I never met a Gerund I didn’t like / by Anthony Gibbins

There is so much to say about Gerunds that this post will only scrape the surface. But, if you are new to Latin, we will at least introduce the Gerund and see how it is used on today’s page.

A Gerund, to use the language of a grammarian, is a Verbal Noun. Marcellus might say ‘I like painting’ in the same way that he might say ‘I like cake’. Can we agree, then, that in this context both painting and cake are Nouns? But only one of these Nouns has a Verbal component, and that is painting. Painting is a Verbal Noun, which is to say that painting is a Gerund.

Now, this is Latin, right? So if a Gerund is a Noun surely it has to have Cases? Yes, indeed, but the Cases of a Gerund are a little strange. Firstly, the Nominative does not look like the other Cases, but is in fact the Infinitive Form of the Verb (which is the Second Principal Part). Secondly, there are two forms of the Accusative Case used for different purposes* – and one of them is also the Infinitive! And thirdly, a Gerund only exists in the Singular – it has by its very nature no Plural. Search your feelings, you know it to be true.

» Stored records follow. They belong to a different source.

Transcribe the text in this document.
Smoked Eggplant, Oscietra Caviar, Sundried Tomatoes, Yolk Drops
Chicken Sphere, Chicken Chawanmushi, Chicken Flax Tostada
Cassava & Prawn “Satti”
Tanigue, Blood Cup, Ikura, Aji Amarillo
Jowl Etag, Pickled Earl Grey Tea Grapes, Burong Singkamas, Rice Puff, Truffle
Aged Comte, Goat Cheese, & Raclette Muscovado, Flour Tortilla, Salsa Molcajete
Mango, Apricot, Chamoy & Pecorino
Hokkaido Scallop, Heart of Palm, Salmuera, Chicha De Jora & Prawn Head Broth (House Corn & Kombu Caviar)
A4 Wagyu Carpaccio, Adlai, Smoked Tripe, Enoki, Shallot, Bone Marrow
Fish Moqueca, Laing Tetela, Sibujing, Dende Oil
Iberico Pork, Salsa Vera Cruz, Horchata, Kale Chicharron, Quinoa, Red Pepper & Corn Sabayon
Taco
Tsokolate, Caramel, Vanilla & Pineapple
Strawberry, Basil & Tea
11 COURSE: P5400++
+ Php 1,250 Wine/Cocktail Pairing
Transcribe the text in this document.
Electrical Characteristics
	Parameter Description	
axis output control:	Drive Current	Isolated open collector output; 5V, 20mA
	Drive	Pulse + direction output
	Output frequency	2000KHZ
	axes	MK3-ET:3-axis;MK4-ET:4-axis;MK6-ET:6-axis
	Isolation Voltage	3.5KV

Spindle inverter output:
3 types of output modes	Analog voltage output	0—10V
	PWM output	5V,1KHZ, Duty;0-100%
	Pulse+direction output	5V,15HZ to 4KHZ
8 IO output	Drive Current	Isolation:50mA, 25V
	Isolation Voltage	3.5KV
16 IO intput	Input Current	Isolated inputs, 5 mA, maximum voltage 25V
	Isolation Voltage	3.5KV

Let’s take a look at painting, the Four Principal Parts of which are pingo, pingere, pinxi, pictum. Here are the Gerund’s Form for each Case. Don’t worry if the names and uses of the Cases are new or unfamiliar to you. This is something that you will learn.

Nominative:                 pingere

Accusative:                  pingere or pingendum*

Genitive:                      pingendi

Dative:                         pingendo

Ablative:                      pingendo

We will focus on the use of the Ablative Gerund to express how something is achieved. Take a look at this sentence. Marcellus res pulchras facit Marcellus makes beautiful things. res meaning things, and pulchras beautiful. But how does he do it? He does it pingendo by painting. That is the Gerund in the Ablative Case. Marcellus res pulchras pingendo facit Marcellus makes beautiful things by painting. 

The example on today’s page is similar but different. Jessica is described as confecta worn out. From what is Jessica worn out? She is worn out from fleeing. The Four Principal Parts of flee are fugio, fugere, fugi, fugitum. The Ablative Form of the Gerund is fugiendo. Jessica fugiendo confecta est Jessica is worn out from fleeing.

Jessica, worn out from fleeing, was resting briefly on the roof of the bank. She was about-to-return (reventura) to the dumpster to retrieve the hidden suitcase.